The story itself has two major plotlines: the first, the depiction of the Finch family and the development of Atticus Finch’s character as a father and citizen; the second, the civic and legal developments leading to the trial and its outcome.  To begin to appreciate either, it’s necessary to be able to place yourself in Depression-era, small-town Alabama.  This is where the lack of scenery and the first-rate production values of the Festival is quite apparent.  The surfeit of family sagas and courtroom drama in the cinema and on the screen in the ensuing decades overwhelms this work taken in its components; it would make an ordinary episode of Law & Order.  It really needs to be viewed through its temporal and geographical context.
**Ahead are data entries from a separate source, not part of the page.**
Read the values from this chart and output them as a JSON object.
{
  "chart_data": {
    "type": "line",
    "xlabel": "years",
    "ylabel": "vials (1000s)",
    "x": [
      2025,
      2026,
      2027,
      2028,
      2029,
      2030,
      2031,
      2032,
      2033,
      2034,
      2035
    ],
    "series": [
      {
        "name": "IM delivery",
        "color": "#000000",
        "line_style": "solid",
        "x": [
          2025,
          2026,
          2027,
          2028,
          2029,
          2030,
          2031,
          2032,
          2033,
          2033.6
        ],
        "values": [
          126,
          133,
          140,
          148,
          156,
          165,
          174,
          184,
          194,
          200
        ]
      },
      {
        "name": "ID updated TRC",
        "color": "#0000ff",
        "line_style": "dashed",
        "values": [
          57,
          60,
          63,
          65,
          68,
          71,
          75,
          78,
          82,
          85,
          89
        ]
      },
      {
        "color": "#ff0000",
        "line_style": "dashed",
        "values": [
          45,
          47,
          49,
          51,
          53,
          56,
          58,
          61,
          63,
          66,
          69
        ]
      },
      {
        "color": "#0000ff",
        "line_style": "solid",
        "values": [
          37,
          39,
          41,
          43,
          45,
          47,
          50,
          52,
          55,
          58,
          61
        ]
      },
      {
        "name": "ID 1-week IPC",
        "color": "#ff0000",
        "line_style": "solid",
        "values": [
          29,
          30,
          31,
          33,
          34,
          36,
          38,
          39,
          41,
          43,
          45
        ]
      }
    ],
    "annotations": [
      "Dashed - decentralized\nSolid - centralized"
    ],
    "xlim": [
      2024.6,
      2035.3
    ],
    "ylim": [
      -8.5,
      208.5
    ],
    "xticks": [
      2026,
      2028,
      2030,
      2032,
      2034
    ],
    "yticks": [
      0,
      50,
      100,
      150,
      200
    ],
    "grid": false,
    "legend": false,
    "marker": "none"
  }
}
What gives the story its spark is the collision of these two plotlines: the precipitous ripping of the Finch family from its comfortable niche near the top of the town’s social foodchain and making them the embodiment of all its resentments, armed only with a nascent moral carapace; and the journey of Jem and Scout from a mostly passive and credulous acceptance of the world as viewed through Atticus’ lens, to the crescendo of lurid and unvarnished images that are thrust upon them.

This last thread, the passage of the kids from Atticus’ protection and control, is almost lost in the hurly-burly of the trial.  It begins with their unbidden, perhaps forbidden, foray to the jailhouse to stand with Atticus, and extends as they assert themselves (as invited guests) to view the trial from the black folks’ gallery.

I’m curious now to read the book and join the majority of the civilized world.  I’d like to see how Lee’s prose stands up to the expectations of its myth.  I’d also like to learn the elements of backstory necessarily excised from the play.